Kla banyak terpengaruh oleh musik ala Fariz RM dan lirik Ebiet G Ade. Selain itu musik KLa Project juga dipengaruhi band asal Inggris Duran Duran dan Mr. Mister yang sama-sama mengusung genre new wave, genre yang identik dengan bunyi-bunyian elektronik dari alat musik synthesizer.
Pada 1989, KLa Project merilis album perdana dengan tajuk namanya sendiri dengan genre new wave, atau di Indonesia genre itu tergolong dalam pop kreatif. Lagu Tentang Kita berhasil menjadi hit sehingga mendongkrak nama KLa Project.
Nama KLa Project semakin meroket ketika merilis album Kedua (1990) dengan lagu Yogyakarta sebagai hit. KLa Project kian produktif pada dekade ’90-an. Hampir dua tahun sekali mereka merilis album, yaitu Pasir Putih (1991), Ungu (1994), V (1995), KLakustik 1 (1996), KLakustik II (1996), Sintesa (1998) dan KLasik (1999).
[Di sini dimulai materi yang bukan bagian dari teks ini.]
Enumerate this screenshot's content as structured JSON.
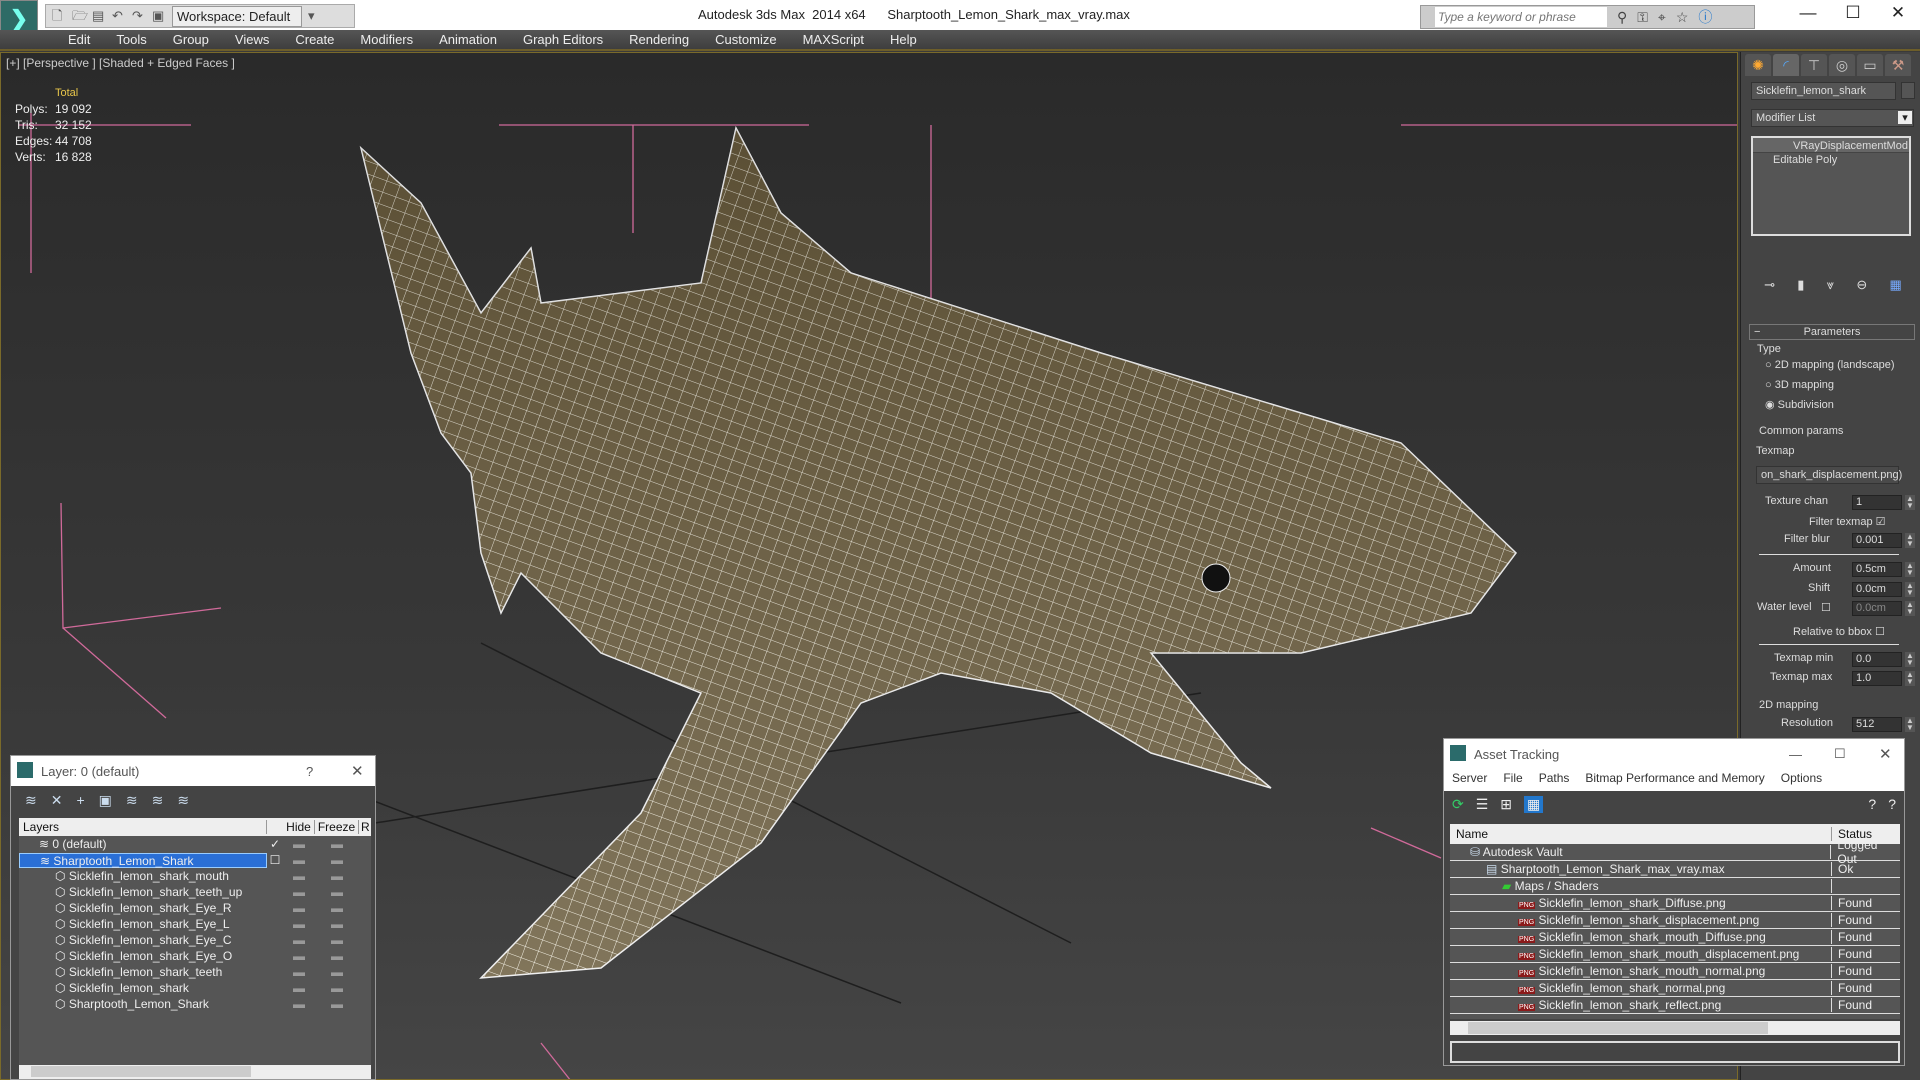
{
  "titlebar": {
    "app": "Autodesk 3ds Max  2014 x64",
    "file": "Sharptooth_Lemon_Shark_max_vray.max",
    "workspace": "Workspace: Default",
    "search_placeholder": "Type a keyword or phrase"
  },
  "menu": [
    "Edit",
    "Tools",
    "Group",
    "Views",
    "Create",
    "Modifiers",
    "Animation",
    "Graph Editors",
    "Rendering",
    "Customize",
    "MAXScript",
    "Help"
  ],
  "viewport": {
    "label": "[+] [Perspective ] [Shaded + Edged Faces ]",
    "stats_header": "Total",
    "stats": [
      {
        "k": "Polys:",
        "v": "19 092"
      },
      {
        "k": "Tris:",
        "v": "32 152"
      },
      {
        "k": "Edges:",
        "v": "44 708"
      },
      {
        "k": "Verts:",
        "v": "16 828"
      }
    ]
  },
  "command_panel": {
    "object_name": "Sicklefin_lemon_shark",
    "modifier_list": "Modifier List",
    "stack": [
      "VRayDisplacementMod",
      "Editable Poly"
    ],
    "rollout": "Parameters",
    "type_group": "Type",
    "types": [
      "2D mapping (landscape)",
      "3D mapping",
      "Subdivision"
    ],
    "selected_type": 2,
    "common_group": "Common params",
    "texmap_label": "Texmap",
    "texmap": "on_shark_displacement.png)",
    "fields": [
      {
        "label": "Texture chan",
        "value": "1"
      },
      {
        "label": "Filter blur",
        "value": "0.001"
      },
      {
        "label": "Amount",
        "value": "0.5cm"
      },
      {
        "label": "Shift",
        "value": "0.0cm"
      },
      {
        "label": "Water level",
        "value": "0.0cm"
      },
      {
        "label": "Texmap min",
        "value": "0.0"
      },
      {
        "label": "Texmap max",
        "value": "1.0"
      },
      {
        "label": "Resolution",
        "value": "512"
      }
    ],
    "filter_texmap": "Filter texmap",
    "relative_bbox": "Relative to bbox",
    "mapping_group": "2D mapping"
  },
  "layer_dialog": {
    "title": "Layer: 0 (default)",
    "help": "?",
    "columns": [
      "Layers",
      "Hide",
      "Freeze",
      "R"
    ],
    "layers": [
      {
        "name": "0 (default)",
        "level": 0
      },
      {
        "name": "Sharptooth_Lemon_Shark",
        "level": 0,
        "selected": true
      },
      {
        "name": "Sicklefin_lemon_shark_mouth",
        "level": 1
      },
      {
        "name": "Sicklefin_lemon_shark_teeth_up",
        "level": 1
      },
      {
        "name": "Sicklefin_lemon_shark_Eye_R",
        "level": 1
      },
      {
        "name": "Sicklefin_lemon_shark_Eye_L",
        "level": 1
      },
      {
        "name": "Sicklefin_lemon_shark_Eye_C",
        "level": 1
      },
      {
        "name": "Sicklefin_lemon_shark_Eye_O",
        "level": 1
      },
      {
        "name": "Sicklefin_lemon_shark_teeth",
        "level": 1
      },
      {
        "name": "Sicklefin_lemon_shark",
        "level": 1
      },
      {
        "name": "Sharptooth_Lemon_Shark",
        "level": 1
      }
    ]
  },
  "asset_tracking": {
    "title": "Asset Tracking",
    "menu": [
      "Server",
      "File",
      "Paths",
      "Bitmap Performance and Memory",
      "Options"
    ],
    "columns": [
      "Name",
      "Status"
    ],
    "rows": [
      {
        "name": "Autodesk Vault",
        "status": "Logged Out",
        "level": 0
      },
      {
        "name": "Sharptooth_Lemon_Shark_max_vray.max",
        "status": "Ok",
        "level": 1
      },
      {
        "name": "Maps / Shaders",
        "status": "",
        "level": 2
      },
      {
        "name": "Sicklefin_lemon_shark_Diffuse.png",
        "status": "Found",
        "level": 3
      },
      {
        "name": "Sicklefin_lemon_shark_displacement.png",
        "status": "Found",
        "level": 3
      },
      {
        "name": "Sicklefin_lemon_shark_mouth_Diffuse.png",
        "status": "Found",
        "level": 3
      },
      {
        "name": "Sicklefin_lemon_shark_mouth_displacement.png",
        "status": "Found",
        "level": 3
      },
      {
        "name": "Sicklefin_lemon_shark_mouth_normal.png",
        "status": "Found",
        "level": 3
      },
      {
        "name": "Sicklefin_lemon_shark_normal.png",
        "status": "Found",
        "level": 3
      },
      {
        "name": "Sicklefin_lemon_shark_reflect.png",
        "status": "Found",
        "level": 3
      }
    ]
  }
}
Dapat dikatakan akhir dekade ’80-an dan ’90-an adalah masa-masa kejayaan KLa Project. Mereka bukan hanya membuat album di era tersebut, namun KLa juga membuat konser tunggal, seperti Konser Ungu (1992), KLakustik (1996), Konser Empat Musim (2000), Five Senses (2006) dan KLa Returns (2009).
Selain itu, lagu yang direkam saat konser KLakustik di Gedung Kesenian Jakarta lewat dua album dianggap adalah keputusan yang sangat tepat.